Dieser seltsam fremd klingende Name wird, da muß man seiner Vorahnung nicht übermäßig freien Lauf lassen, auf dem Grabstein nicht zu finden sein. Johann Hölzel, Musiker, geboren am 19.02.1957 in Wien, tödlich verunglückt am 07.02.1998 in Puerto Plata. Ehrengräber tragen andere Inschriften. Ein schlichtes „Falco“, nichts sonst. Dem Hans wär’s recht gewesen so. Zusätzlich ein gemeißelter Falke vielleicht (etwas kitschig, aber mit Sinn für würdige Symbolik) oder ein – natürlich in diesem Kontext dreifach ironisch-cooles – „Drah’ di net um“, und der geborene Wiener wäre bereit, sich abzufinden mit dem Unabänderlichen, zufrieden mit der letzten Ruhestätte eines wirklich Prominenten, Zentralfriedhof, 2. Tor, Zilk-Abschiedsrede inbegriffen. Requiescat in pace. Die Achtziger sind endgültig für beendet erklärt.

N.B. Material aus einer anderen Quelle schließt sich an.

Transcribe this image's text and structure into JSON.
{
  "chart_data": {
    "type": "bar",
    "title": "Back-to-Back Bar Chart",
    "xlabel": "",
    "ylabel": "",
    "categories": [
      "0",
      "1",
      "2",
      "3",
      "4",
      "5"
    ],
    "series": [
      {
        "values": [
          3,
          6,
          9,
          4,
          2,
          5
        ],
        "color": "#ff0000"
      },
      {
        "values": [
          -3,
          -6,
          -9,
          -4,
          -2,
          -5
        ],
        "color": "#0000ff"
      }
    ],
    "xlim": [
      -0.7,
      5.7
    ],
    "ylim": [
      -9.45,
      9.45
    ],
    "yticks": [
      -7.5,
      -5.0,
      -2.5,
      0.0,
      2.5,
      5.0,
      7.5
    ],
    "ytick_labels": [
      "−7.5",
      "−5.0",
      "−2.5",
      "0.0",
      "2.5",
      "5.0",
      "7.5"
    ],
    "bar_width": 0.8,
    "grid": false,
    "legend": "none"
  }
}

Hans Hölzel hätte seine Freude gehabt an der Inszenierung des Finales, und ich verwette meine Seele darauf, daß ihm einige Begleiterscheinungen der finalen Falken-Versenkung zu unendlich zynischen Kommentaren veranlaßt hätten. Rudi Dolezal, vorgeblich Miterfinder der Kunstfigur „Falco“, mit der Videokamera am offenen Grab? „A echter Haberer“. Peter Alexander, der daheim erschüttert „Amadeus“ dröhnen läßt? „No so a Haberer“. Richard Lugner, Hans Reinisch, Udo Jürgens, Georg Kindel, Waterloo usw.usf. „Olles Haberer, eh klar“. Sowieso.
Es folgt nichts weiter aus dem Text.